AI Trust Divide Shapes the Future of Communications
The Leadership in the AI Era poll by CommPRO reveals a communications industry moving rapidly into an AI-enabled future while still searching for guardrails that feel credible, consistent, and aligned with public expectations. Using Communications Week as the framing, the results paint a picture of a profession that sees AI not as an abstract frontier, but as a daily companion that reshapes workflows, creative processes, and risk calculations.
The poll was designed around three foundational questions that diagnose how communicators are navigating AI’s influence on strategy, operations, and trust. Together, they capture a profession in the middle of redefining its relationship to intelligence tools that now shape the speed, scale, and credibility of modern communication.
Question 1: Biggest Challenge Facing Communicators in 2025
Respondents selected from themes such as maintaining human authenticity, measuring communication effectiveness, managing misinformation, and navigating political and social polarization. While the specific percentages cannot be precisely tallied due to incomplete formatting in the raw poll file, the responses strongly cluster around one central issue: communicators worry most about integrating AI without losing the human layer that makes messages believable, empathetic, and contextually grounded.
Authenticity remains an industry currency. Communicators are enthusiastic about AI’s efficiency, yet wary of undermining audience trust if messages feel synthetic. This signals a need for clear creative oversight frameworks, human tone-checks, and brand voice governance so that AI accelerates work without eroding its credibility.
Question 2: Organization's Current Use of AI in Communications
The poll asked participants to describe how deeply AI is embedded in their workflows, offering options such as active experimentation, broad functional deployment, selective use, or uncertainty about existing practices.
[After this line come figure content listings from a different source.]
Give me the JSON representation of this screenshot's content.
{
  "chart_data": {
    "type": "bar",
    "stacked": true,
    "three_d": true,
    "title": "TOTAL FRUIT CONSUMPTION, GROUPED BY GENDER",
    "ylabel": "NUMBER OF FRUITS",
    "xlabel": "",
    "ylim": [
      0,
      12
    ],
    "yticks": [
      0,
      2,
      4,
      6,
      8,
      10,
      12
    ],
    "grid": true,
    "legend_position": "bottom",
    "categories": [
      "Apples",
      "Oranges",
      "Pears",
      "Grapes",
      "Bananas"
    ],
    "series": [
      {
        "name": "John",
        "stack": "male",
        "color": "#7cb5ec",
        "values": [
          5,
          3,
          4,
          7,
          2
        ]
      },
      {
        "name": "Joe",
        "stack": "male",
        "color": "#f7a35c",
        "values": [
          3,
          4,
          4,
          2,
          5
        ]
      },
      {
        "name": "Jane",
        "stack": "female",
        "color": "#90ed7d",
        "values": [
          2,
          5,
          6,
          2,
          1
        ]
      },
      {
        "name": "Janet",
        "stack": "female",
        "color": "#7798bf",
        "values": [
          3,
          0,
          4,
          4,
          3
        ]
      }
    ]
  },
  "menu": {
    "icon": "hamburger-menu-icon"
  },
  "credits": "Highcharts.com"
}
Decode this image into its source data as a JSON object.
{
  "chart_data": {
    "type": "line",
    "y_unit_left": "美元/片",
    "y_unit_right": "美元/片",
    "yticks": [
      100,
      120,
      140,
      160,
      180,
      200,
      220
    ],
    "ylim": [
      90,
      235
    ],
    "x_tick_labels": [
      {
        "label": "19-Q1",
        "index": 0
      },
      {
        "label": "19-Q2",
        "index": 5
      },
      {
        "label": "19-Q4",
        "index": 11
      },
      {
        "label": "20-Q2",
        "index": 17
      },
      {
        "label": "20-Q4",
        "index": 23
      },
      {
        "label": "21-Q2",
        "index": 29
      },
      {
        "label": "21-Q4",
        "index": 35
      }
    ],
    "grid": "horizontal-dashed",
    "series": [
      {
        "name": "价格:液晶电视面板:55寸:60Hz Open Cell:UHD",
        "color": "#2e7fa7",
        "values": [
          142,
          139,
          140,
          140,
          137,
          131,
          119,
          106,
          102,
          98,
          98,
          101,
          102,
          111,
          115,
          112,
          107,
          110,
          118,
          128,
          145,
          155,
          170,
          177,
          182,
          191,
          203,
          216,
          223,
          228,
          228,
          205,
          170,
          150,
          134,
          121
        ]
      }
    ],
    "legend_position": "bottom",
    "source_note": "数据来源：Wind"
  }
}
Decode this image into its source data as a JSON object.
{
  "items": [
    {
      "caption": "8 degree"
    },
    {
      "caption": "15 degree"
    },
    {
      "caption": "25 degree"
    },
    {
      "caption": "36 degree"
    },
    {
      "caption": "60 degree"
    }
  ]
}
While the raw data could not be parsed into percentages due to formatting inconsistencies, the pattern is clear: respondents are spread across the adoption curve, from early experimenters to fully integrated teams, with a meaningful group unsure how AI is being used internally.
AI maturity varies widely across the profession. Some teams already automate research, summarization, and content development, while others are still mapping where AI appears in their tool stack. The insight is urgent: communicators cannot govern what they cannot see. Organizations need a shared AI inventory and clear usage guidelines so leaders can align expectations, maintain oversight, and reduce blind-spot risk.
Question 3: Disclosure of AI Use
This question delivered the most decisive signal in the poll. Twenty five percent of respondents favor full transparency, saying acknowledgment strengthens audience trust. Another 37.5 percent believe disclosure should depend on context, reflecting a flexible approach that adjusts to the visibility and purpose of the content. An additional 25 percent remain unsure because industry standards are still emerging, and 12.5 percent say disclosure is unnecessary since results matter more than the method.
Together, these responses reveal a profession searching for clarity as AI becomes a routine part of communication work. Communicators want practical, credible guidance that protects trust and still allows teams to innovate. The split shows why organizations need to set their own standards now, rather than wait for external rules to define how authenticity and AI coexist.
What this all means
Communicators and marketers face a pivotal opportunity. AI is now part of the message supply chain, and audiences increasingly want to know when automation shapes what they read or view. Transparent operating principles, practical disclosure frameworks, and explicit oversight processes can reduce reputational risk while reinforcing the human value at the center of persuasive communication. The poll signals a profession ready to modernize its playbook, but also one that needs deliberate leadership to define responsible AI use before external forces impose standards for them.